|
|
|
|
|
by crazygringo
454 days ago
|
|
> by generating output in a psychovisually optimal space? Perhaps frequency space (discrete cosine transform) I've never understood the DCT to be psychovisually optimal at all. At lower bitrates, it degrades into ringing and blockiness that don't match a "simplified perception" at all. The frequency domain models our auditory space well, because our ears literally process frequencies. Bringing that over to the visual side has never been about "psychovisual modeling" but about existing mathematical techniques that happen to work well, despite their glaring "psychovisual" flaws. On the other hand, yes a HSV color space could make more sense than RGB, for example. But I'm not sure it's going to provide a significant savings? I'd certainly be curious. It also might create problems though, because hue is undefined when saturation is zero, saturation is undefined when brightness is zero, etc.
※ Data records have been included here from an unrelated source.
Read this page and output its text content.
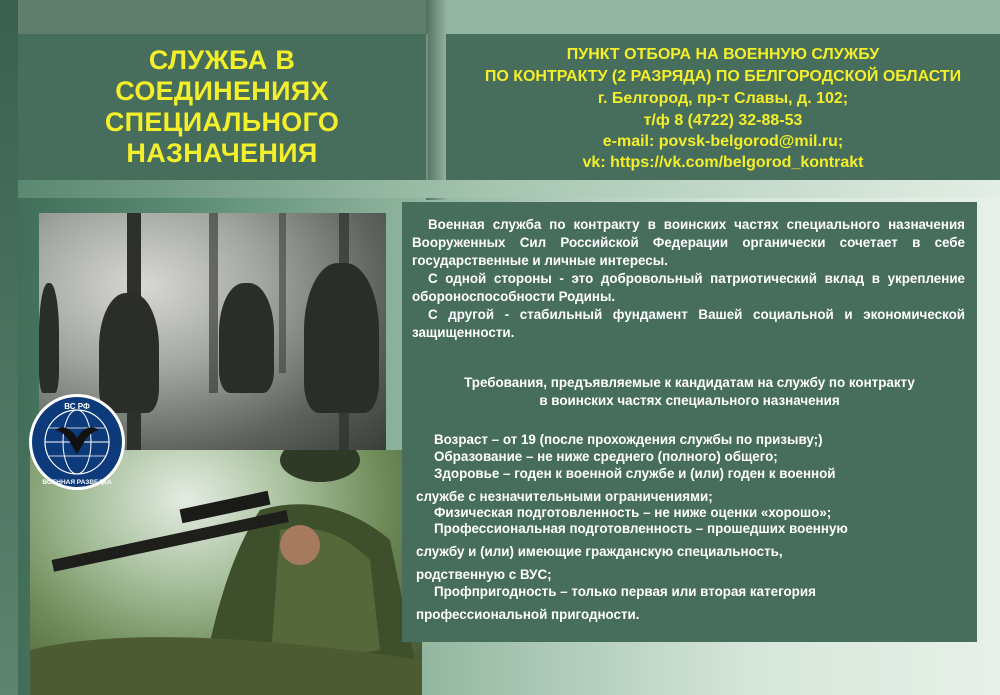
СЛУЖБА В
СОЕДИНЕНИЯХ
СПЕЦИАЛЬНОГО
НАЗНАЧЕНИЯ
ПУНКТ ОТБОРА НА ВОЕННУЮ СЛУЖБУ
ПО КОНТРАКТУ (2 РАЗРЯДА) ПО БЕЛГОРОДСКОЙ ОБЛАСТИ
г. Белгород, пр-т Славы, д. 102;
т/ф 8 (4722) 32-88-53
e-mail: povsk-belgorod@mil.ru;
vk: https://vk.com/belgorod_kontrakt
ВС РФ
ВОЕННАЯ РАЗВЕДКА

Военная служба по контракту в воинских частях специального назначения Вооруженных Сил Российской Федерации органически сочетает в себе государственные и личные интересы.

С одной стороны - это добровольный патриотический вклад в укрепление обороноспособности Родины.

С другой - стабильный фундамент Вашей социальной и экономической защищенности.

Требования, предъявляемые к кандидатам на службу по контракту
в воинских частях специального назначения
Возраст – от 19 (после прохождения службы по призыву;)
Образование – не ниже среднего (полного) общего;
Здоровье – годен к военной службе и (или) годен к военной
службе с незначительными ограничениями;
Физическая подготовленность – не ниже оценки «хорошо»;
Профессиональная подготовленность – прошедших военную
службу и (или) имеющие гражданскую специальность,
родственную с ВУС;
Профпригодность – только первая или вторая категория
профессиональной пригодности.
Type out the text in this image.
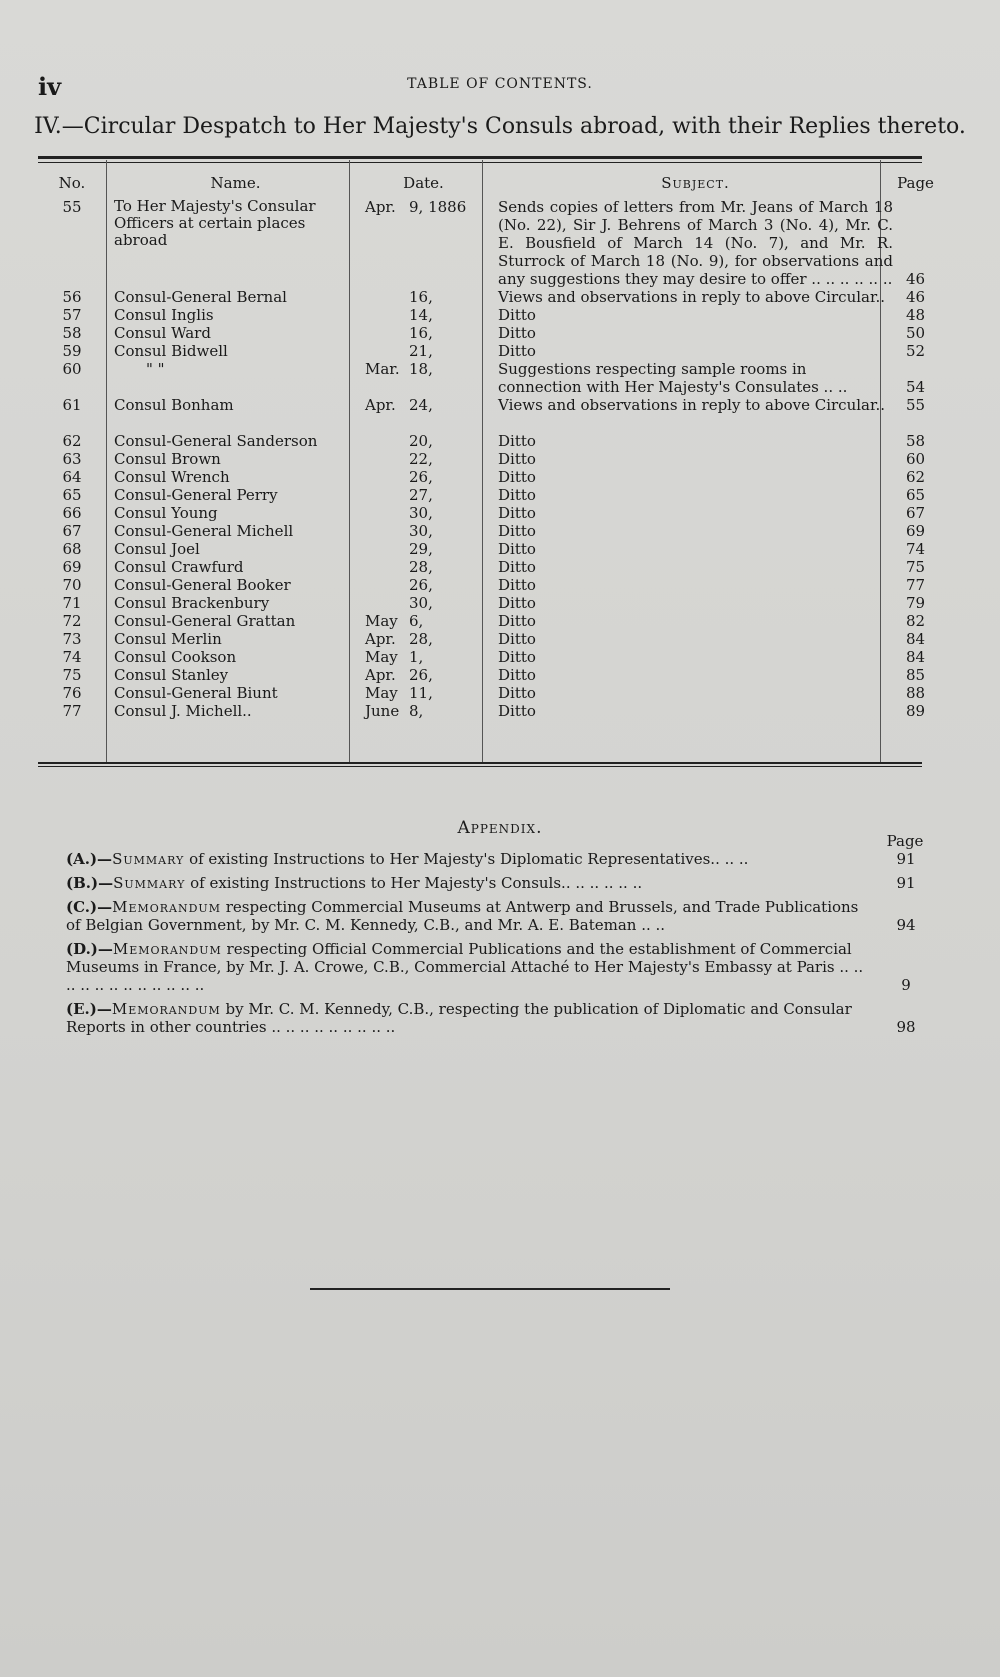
iv	TABLE OF CONTENTS.
IV.—Circular Despatch to Her Majesty's Consuls abroad, with their Replies thereto.
No.	Name.	Date.	Subject.	Page
55	To Her Majesty's Consular Officers at certain places abroad	Apr. 9, 1886	Sends copies of letters from Mr. Jeans of March 18 (No. 22), Sir J. Behrens of March 3 (No. 4), Mr. C. E. Bousfield of March 14 (No. 7), and Mr. R. Sturrock of March 18 (No. 9), for observations and any suggestions they may desire to offer .. .. .. .. .. ..	46
56	Consul-General Bernal	16,	Views and observations in reply to above Circular..	46
57	Consul Inglis	14,	Ditto	48
58	Consul Ward	16,	Ditto	50
59	Consul Bidwell	21,	Ditto	52
60	" "	Mar. 18,	Suggestions respecting sample rooms in connection with Her Majesty's Consulates .. ..	54
61	Consul Bonham	Apr. 24,	Views and observations in reply to above Circular..	55

62	Consul-General Sanderson	20,	Ditto	58
63	Consul Brown	22,	Ditto	60
64	Consul Wrench	26,	Ditto	62
65	Consul-General Perry	27,	Ditto	65
66	Consul Young	30,	Ditto	67
67	Consul-General Michell	30,	Ditto	69
68	Consul Joel	29,	Ditto	74
69	Consul Crawfurd	28,	Ditto	75
70	Consul-General Booker	26,	Ditto	77
71	Consul Brackenbury	30,	Ditto	79
72	Consul-General Grattan	May 6,	Ditto	82
73	Consul Merlin	Apr. 28,	Ditto	84
74	Consul Cookson	May 1,	Ditto	84
75	Consul Stanley	Apr. 26,	Ditto	85
76	Consul-General Biunt	May 11,	Ditto	88
77	Consul J. Michell..	June 8,	Ditto	89
Appendix.
Page
(A.)—Summary of existing Instructions to Her Majesty's Diplomatic Representatives.. .. ..	91
(B.)—Summary of existing Instructions to Her Majesty's Consuls.. .. .. .. .. ..	91
(C.)—Memorandum respecting Commercial Museums at Antwerp and Brussels, and Trade Publications of Belgian Government, by Mr. C. M. Kennedy, C.B., and Mr. A. E. Bateman .. ..	94
(D.)—Memorandum respecting Official Commercial Publications and the establishment of Commercial Museums in France, by Mr. J. A. Crowe, C.B., Commercial Attaché to Her Majesty's Embassy at Paris .. .. .. .. .. .. .. .. .. .. .. ..	9
(E.)—Memorandum by Mr. C. M. Kennedy, C.B., respecting the publication of Diplomatic and Consular Reports in other countries .. .. .. .. .. .. .. .. ..	98
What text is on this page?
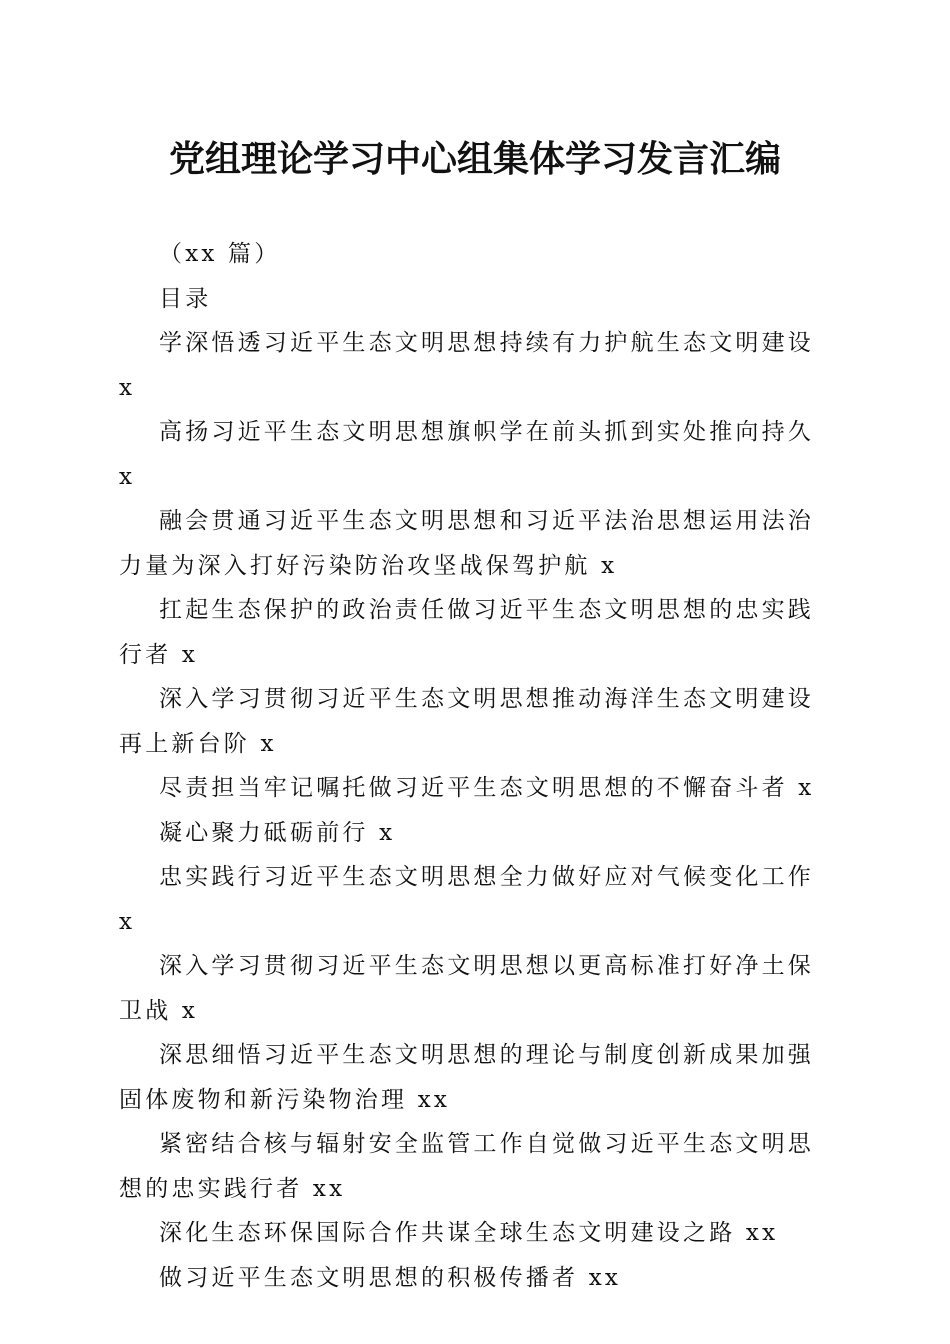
党组理论学习中心组集体学习发言汇编

（xx 篇）

目录

学深悟透习近平生态文明思想持续有力护航生态文明建设 x

高扬习近平生态文明思想旗帜学在前头抓到实处推向持久 x

融会贯通习近平生态文明思想和习近平法治思想运用法治力量为深入打好污染防治攻坚战保驾护航 x

扛起生态保护的政治责任做习近平生态文明思想的忠实践行者 x

深入学习贯彻习近平生态文明思想推动海洋生态文明建设再上新台阶 x

尽责担当牢记嘱托做习近平生态文明思想的不懈奋斗者 x

凝心聚力砥砺前行 x

忠实践行习近平生态文明思想全力做好应对气候变化工作 x

深入学习贯彻习近平生态文明思想以更高标准打好净土保卫战 x

深思细悟习近平生态文明思想的理论与制度创新成果加强固体废物和新污染物治理 xx

紧密结合核与辐射安全监管工作自觉做习近平生态文明思想的忠实践行者 xx

深化生态环保国际合作共谋全球生态文明建设之路 xx

做习近平生态文明思想的积极传播者 xx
It's not smooth and continuous at the edges the way RGB is. And while something like CIELAB doesn't have that problem, you have the problem of keeping valid value combinations "in bounds". |
|
To beat blockiness/banding across very gradually varying color gradients (think eg the gradient of a blue sky), JPEG XL has to whip out a lot of tricks, like handling sub-LF DCT coefficients between blocks, heterogeneous block sizes, deblocking filters for smoothing, and heterogeneous quantization maps.
BTW, one of the ways different camera manufacturers aimed to position themselves as having cameras that generated the best pictures was by using custom proprietary quantization tables to optimize for psychovisual quality.